Moreover, as the disputed domain name is identical to the Complainant’s trademark identical to a complainant’s trademark carry a high risk of implied affiliation. The disputed domain name effectively impersonates or suggests sponsorship or endorsement by the Complainant. See section 2.5.1 of the WIPO Overview 3.0.
Considering the above the Panel finds the Respondent does not have rights or legitimate interests in the disputed domain name. Therefore, the Complainant has established its case under paragraph 4(a)(ii) of the Policy.
D. Registered and Used in Bad Faith
The Respondent’s use of the disputed domain name to purport to sell products branded with the Complainant’s trademark shows that at the time of the registration of the disputed domain name the Respondent clearly knew and targeted the Complainant’s prior registered and well-known trademark, which confirms the bad faith (see, e.g., The Gap, Inc. v. Deng Youqian, WIPO Case No. D2009-0113).
According to paragraph 4(b)(iv) of the Policy the following circumstances if found by the Panel to be present, shall be evidence of the registration and use of a domain name in bad faith: by using the domain name, you have intentionally attempted to attract, for commercial gain, Internet users to your website or other online location, by creating a likelihood of confusion with the complainant’s mark as to the source, sponsorship, affiliation, or endorsement of your website or location or of a product or service on your website or location. In this case, the disputed domain name was resolving to a website, which was offering to sell goods branded with the Complainant’s trademark to intentionally attract Internet users by creating likelihood of confusion with the Complainant’s trademark as to the source of the website and its products. The Panel finds the above confirms the disputed domain name was registered and used in bad faith.

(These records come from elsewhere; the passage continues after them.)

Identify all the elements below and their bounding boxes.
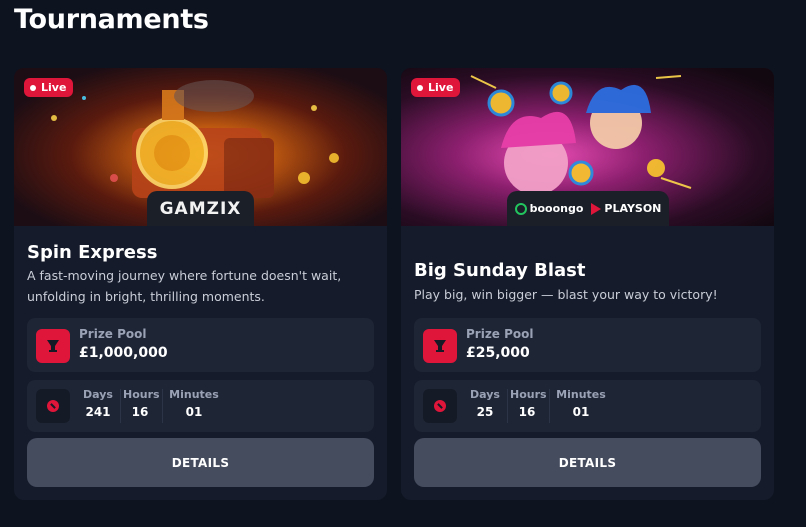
timer-minutes-value: 01 bbox=[185, 405, 203, 419]
provider-logo-tab: booongo PLAYSON bbox=[507, 191, 669, 226]
provider-logo-playson: PLAYSON bbox=[591, 202, 661, 215]
timer-days: Days 241 bbox=[83, 388, 113, 419]
live-dot-icon bbox=[417, 84, 423, 91]
tournament-card-big-sunday-blast[interactable]: Live booongo PLAYSON Big Sunday Blast Pl… bbox=[401, 68, 774, 500]
timer-hours: Hours 16 bbox=[123, 388, 160, 419]
playson-icon bbox=[591, 202, 602, 215]
booongo-icon bbox=[514, 202, 527, 215]
provider-name-booongo: booongo bbox=[529, 202, 584, 215]
prize-value: £1,000,000 bbox=[79, 345, 168, 361]
details-button[interactable]: DETAILS bbox=[27, 438, 374, 487]
prize-value: £25,000 bbox=[466, 345, 530, 361]
timer-hours-label: Hours bbox=[123, 388, 160, 401]
tournament-title: Spin Express bbox=[27, 242, 158, 263]
clock-icon bbox=[36, 389, 70, 423]
live-badge: Live bbox=[24, 78, 74, 97]
clock-icon bbox=[423, 389, 457, 423]
countdown-box: Days 241 Hours 16 Minutes 01 bbox=[27, 380, 374, 432]
live-badge: Live bbox=[411, 78, 461, 97]
prize-label: Prize Pool bbox=[466, 327, 534, 341]
provider-logo-tab: GAMZIX bbox=[147, 191, 254, 226]
prize-label: Prize Pool bbox=[79, 327, 147, 341]
tournament-card-spin-express[interactable]: Live GAMZIX Spin Express A fast-moving j… bbox=[14, 68, 387, 500]
timer-minutes: Minutes 01 bbox=[169, 388, 219, 419]
countdown-box: Days 25 Hours 16 Minutes 01 bbox=[414, 380, 761, 432]
live-dot-icon bbox=[30, 84, 36, 91]
provider-logo: GAMZIX bbox=[159, 198, 242, 219]
timer-hours-value: 16 bbox=[131, 405, 149, 419]
provider-logo-booongo: booongo bbox=[514, 202, 584, 215]
timer-minutes: Minutes 01 bbox=[556, 388, 606, 419]
tournament-banner[interactable]: Live booongo PLAYSON bbox=[401, 68, 774, 226]
timer-hours: Hours 16 bbox=[510, 388, 547, 419]
timer-minutes-value: 01 bbox=[572, 405, 590, 419]
timer-divider bbox=[549, 389, 550, 423]
timer-divider bbox=[507, 389, 508, 423]
prize-pool-box: Prize Pool £1,000,000 bbox=[27, 318, 374, 372]
timer-days-label: Days bbox=[83, 388, 113, 401]
timer-hours-value: 16 bbox=[518, 405, 536, 419]
page-title: Tournaments bbox=[14, 4, 209, 35]
tournament-banner[interactable]: Live GAMZIX bbox=[14, 68, 387, 226]
timer-days-value: 25 bbox=[476, 405, 494, 419]
timer-days-value: 241 bbox=[85, 405, 111, 419]
tournament-description: A fast-moving journey where fortune does… bbox=[27, 268, 342, 304]
tournament-title: Big Sunday Blast bbox=[414, 260, 586, 281]
details-button[interactable]: DETAILS bbox=[414, 438, 761, 487]
tournament-description: Play big, win bigger — blast your way to… bbox=[414, 287, 718, 302]
timer-hours-label: Hours bbox=[510, 388, 547, 401]
timer-minutes-label: Minutes bbox=[169, 388, 219, 401]
live-label: Live bbox=[41, 81, 67, 94]
prize-pool-box: Prize Pool £25,000 bbox=[414, 318, 761, 372]
trophy-icon bbox=[36, 329, 70, 363]
timer-minutes-label: Minutes bbox=[556, 388, 606, 401]
timer-divider bbox=[120, 389, 121, 423]
live-label: Live bbox=[428, 81, 454, 94]
timer-days: Days 25 bbox=[470, 388, 500, 419]
timer-divider bbox=[162, 389, 163, 423]
provider-name-playson: PLAYSON bbox=[604, 202, 662, 215]
timer-days-label: Days bbox=[470, 388, 500, 401]
trophy-icon bbox=[423, 329, 457, 363]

Although at the time of this decision the disputed domain name resolves to inactive web-page, its previous bad faith use and lack of explanation of possible good faith use from the Respondent makes any good faith use of the disputed domain name implausible. Thus, the current passive holding of the disputed domain name does not prevent a finding of bad faith (see, e.g., Abbott Diabetes Care Inc. v. Privacy Protection, Hosting Ukraaine LLC / Виталий Броцман (Vitalii Brocman), WIPO Case No. DPW2017-0003).
Moreover, the Respondent used a privacy service to register the disputed domain name. According to section 3.6 of the WIPO Overview 3.0, the use of a privacy or proxy service merely to avoid being notified of a UDRP proceeding, may support an inference of bad faith; a respondent filing a response may refute such inference. However, no such response was provided by the Respondent. The Panel finds that such use of the privacy service here also supports the Panel’s finding that the registration and use of the disputed domain name were in bad faith.

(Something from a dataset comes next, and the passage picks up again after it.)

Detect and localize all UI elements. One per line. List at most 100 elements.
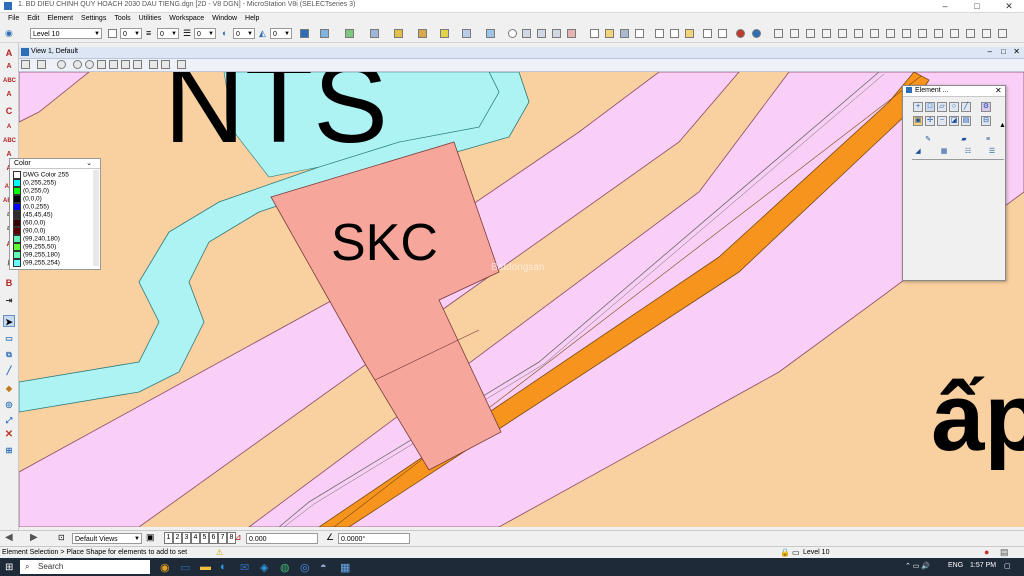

Considering the above the Panel finds the disputed domain name was registered and is being used in bad faith. Therefore, the Complainant has established its case under paragraph 4(a)(iii) of the Policy.
For the foregoing reasons, in accordance with paragraphs 4(i) of the Policy and 15 of the Rules, the Panel orders that the disputed domain name, <easybreath.website> be transferred to the Complainant.